Update a page when it has actually gone stale or when the search results and searcher intent have moved, not on a recurring date. The honest answer to “how often” is need-driven, not calendar-driven, because an update that changes nothing of substance is exactly the pointless churn the question is worried about.
The line between a worthwhile update and churn is whether anything real has changed. A worthwhile update fixes information that is now wrong, adds something the page was missing, sharpens an answer the results now demand, or responds to competitors who have raised the bar. Churn is editing the publish date, swapping a few words, and shipping it as “fresh.” Search engines are not fooled by cosmetic edits, and readers are not better served by them, so that kind of activity spends effort and earns nothing.

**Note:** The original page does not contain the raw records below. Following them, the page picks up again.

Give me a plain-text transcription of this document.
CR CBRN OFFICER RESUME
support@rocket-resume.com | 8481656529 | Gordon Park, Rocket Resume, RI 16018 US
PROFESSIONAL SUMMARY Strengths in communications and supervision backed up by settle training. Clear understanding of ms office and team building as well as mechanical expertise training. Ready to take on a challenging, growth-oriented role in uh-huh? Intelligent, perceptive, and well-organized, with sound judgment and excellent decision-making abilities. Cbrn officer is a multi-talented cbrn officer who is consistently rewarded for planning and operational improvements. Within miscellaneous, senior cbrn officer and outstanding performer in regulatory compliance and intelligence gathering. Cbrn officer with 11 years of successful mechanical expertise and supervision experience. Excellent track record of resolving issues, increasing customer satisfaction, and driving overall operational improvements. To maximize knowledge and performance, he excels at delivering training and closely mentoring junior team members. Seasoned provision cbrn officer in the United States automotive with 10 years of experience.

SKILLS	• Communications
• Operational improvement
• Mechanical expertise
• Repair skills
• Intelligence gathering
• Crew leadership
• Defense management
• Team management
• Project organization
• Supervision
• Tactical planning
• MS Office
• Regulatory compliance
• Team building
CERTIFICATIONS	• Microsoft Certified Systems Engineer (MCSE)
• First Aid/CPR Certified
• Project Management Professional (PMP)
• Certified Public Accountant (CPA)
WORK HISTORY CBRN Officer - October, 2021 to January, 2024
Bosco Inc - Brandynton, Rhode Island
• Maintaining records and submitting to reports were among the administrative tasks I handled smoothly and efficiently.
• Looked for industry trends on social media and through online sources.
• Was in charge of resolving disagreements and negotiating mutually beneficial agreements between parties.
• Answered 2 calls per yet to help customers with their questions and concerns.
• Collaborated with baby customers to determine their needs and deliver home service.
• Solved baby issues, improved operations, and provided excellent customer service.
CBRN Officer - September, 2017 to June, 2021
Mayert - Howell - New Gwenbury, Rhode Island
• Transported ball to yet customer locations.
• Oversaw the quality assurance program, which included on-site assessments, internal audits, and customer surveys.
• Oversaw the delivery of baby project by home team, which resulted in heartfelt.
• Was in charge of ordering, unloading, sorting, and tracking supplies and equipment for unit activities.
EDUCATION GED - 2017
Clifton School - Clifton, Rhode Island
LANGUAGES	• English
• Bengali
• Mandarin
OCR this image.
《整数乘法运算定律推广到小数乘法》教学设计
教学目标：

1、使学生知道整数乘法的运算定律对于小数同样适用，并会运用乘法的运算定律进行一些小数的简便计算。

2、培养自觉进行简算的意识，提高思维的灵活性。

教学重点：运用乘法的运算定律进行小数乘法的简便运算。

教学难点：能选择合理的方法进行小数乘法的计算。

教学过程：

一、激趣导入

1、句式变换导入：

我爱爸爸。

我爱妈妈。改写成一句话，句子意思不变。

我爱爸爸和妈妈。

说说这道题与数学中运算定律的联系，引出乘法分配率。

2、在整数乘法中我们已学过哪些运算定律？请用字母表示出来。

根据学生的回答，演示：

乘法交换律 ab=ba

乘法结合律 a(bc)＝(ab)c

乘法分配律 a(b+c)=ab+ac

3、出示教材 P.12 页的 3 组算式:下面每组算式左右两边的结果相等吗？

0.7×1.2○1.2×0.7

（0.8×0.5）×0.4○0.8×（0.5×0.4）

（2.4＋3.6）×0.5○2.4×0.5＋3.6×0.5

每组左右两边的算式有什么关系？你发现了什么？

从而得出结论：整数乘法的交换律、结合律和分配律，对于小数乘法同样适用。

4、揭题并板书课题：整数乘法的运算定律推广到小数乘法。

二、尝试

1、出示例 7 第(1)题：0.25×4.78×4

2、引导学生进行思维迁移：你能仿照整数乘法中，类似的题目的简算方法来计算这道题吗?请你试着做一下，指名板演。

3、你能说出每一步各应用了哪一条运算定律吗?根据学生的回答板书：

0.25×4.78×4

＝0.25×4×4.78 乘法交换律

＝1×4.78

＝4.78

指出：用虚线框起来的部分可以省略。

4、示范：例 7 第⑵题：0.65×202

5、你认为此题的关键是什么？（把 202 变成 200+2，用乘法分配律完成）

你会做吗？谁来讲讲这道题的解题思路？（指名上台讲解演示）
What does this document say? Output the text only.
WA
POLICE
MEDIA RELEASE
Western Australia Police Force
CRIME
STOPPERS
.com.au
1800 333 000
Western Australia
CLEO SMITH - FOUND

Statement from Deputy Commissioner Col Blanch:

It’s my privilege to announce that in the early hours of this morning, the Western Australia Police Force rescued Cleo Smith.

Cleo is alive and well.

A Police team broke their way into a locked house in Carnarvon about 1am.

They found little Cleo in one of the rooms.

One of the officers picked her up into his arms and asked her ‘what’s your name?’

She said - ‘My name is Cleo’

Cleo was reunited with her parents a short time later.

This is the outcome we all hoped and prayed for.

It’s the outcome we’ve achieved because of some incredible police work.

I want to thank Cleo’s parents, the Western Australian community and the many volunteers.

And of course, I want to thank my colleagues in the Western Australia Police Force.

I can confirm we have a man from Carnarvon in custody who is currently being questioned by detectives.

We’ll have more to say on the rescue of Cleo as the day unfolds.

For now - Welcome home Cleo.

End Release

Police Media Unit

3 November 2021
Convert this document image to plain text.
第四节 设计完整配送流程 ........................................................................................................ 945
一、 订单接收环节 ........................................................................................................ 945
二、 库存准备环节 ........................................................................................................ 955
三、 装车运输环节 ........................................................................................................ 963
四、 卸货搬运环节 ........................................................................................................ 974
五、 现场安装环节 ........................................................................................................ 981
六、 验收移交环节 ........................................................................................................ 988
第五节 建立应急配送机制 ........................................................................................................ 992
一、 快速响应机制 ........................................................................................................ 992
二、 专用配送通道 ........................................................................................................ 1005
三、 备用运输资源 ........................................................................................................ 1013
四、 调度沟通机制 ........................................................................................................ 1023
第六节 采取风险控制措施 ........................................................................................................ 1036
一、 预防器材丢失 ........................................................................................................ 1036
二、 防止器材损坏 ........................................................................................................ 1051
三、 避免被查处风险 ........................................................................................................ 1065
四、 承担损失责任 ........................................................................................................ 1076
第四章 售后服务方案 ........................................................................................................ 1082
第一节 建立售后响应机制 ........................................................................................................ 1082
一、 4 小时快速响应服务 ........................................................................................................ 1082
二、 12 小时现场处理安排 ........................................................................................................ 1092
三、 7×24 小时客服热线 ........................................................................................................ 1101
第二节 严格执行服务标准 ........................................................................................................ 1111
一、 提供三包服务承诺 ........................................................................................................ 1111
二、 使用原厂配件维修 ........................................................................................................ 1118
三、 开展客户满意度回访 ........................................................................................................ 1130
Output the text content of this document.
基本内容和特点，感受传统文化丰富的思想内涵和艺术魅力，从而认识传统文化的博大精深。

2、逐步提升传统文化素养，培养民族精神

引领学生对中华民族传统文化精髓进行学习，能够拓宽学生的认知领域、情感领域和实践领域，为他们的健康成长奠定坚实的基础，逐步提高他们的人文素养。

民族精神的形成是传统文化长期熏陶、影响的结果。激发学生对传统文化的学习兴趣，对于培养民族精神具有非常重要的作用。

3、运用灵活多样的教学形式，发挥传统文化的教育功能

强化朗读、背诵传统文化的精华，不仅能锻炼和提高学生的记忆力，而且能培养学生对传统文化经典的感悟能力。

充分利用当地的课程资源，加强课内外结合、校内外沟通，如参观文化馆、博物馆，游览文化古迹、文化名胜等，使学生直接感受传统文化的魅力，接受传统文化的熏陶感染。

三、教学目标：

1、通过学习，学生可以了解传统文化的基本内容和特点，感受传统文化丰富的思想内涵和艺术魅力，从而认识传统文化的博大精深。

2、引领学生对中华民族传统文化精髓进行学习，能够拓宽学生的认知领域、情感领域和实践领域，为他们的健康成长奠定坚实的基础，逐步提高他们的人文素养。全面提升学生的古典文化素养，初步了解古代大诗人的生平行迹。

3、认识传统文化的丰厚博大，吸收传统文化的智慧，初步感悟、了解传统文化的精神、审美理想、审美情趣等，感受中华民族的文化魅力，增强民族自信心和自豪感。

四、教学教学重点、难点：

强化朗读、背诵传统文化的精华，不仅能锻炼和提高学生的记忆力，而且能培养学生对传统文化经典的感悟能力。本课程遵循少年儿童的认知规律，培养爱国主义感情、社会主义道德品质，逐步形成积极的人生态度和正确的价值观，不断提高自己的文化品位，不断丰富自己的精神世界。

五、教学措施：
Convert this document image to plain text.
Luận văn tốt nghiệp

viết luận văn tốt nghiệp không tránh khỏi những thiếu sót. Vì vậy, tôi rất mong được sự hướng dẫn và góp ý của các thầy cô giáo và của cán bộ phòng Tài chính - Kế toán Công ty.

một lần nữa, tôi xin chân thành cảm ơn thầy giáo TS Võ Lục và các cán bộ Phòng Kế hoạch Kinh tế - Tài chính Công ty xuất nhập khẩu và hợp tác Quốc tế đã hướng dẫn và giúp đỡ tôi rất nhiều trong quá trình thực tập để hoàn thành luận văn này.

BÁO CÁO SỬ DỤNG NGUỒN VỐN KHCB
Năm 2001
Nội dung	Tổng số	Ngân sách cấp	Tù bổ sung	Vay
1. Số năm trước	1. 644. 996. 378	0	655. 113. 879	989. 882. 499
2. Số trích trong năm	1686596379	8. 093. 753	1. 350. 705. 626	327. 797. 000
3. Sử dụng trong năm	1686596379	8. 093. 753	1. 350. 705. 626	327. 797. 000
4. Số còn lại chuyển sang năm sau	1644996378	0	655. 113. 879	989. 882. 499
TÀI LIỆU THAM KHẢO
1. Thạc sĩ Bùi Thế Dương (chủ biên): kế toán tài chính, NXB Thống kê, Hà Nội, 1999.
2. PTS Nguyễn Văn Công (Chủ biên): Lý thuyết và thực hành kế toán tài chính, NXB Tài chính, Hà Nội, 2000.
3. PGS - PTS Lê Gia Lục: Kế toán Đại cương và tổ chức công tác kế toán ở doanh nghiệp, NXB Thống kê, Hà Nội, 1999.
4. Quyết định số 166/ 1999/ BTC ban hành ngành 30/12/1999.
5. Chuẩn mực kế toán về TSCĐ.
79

This is why a fixed cadence is the wrong instrument. “Update every six months” guarantees you will touch pages that did not need it and miss pages that went stale in week three. Some pages cover fast-moving topics and need attention often; some cover stable topics and stay accurate for years untouched. Tying the work to a timetable detaches it from the only thing that justifies it, which is that the content no longer does its job as well as it should.
What you want instead is a set of triggers. Has the underlying information changed? Has the intent behind the query shifted, so the page now answers a slightly different question than searchers are asking? Have the competing results gotten meaningfully better? Has the page started slipping in rankings or traffic? Any of those is a real reason to update. None of them is a date on a calendar.
For each page you are tempted to refresh on schedule, stop and name the substantive thing that has changed since it was last touched. If you can name it, update. If you cannot, leave the page alone and put that effort where staleness has actually set in.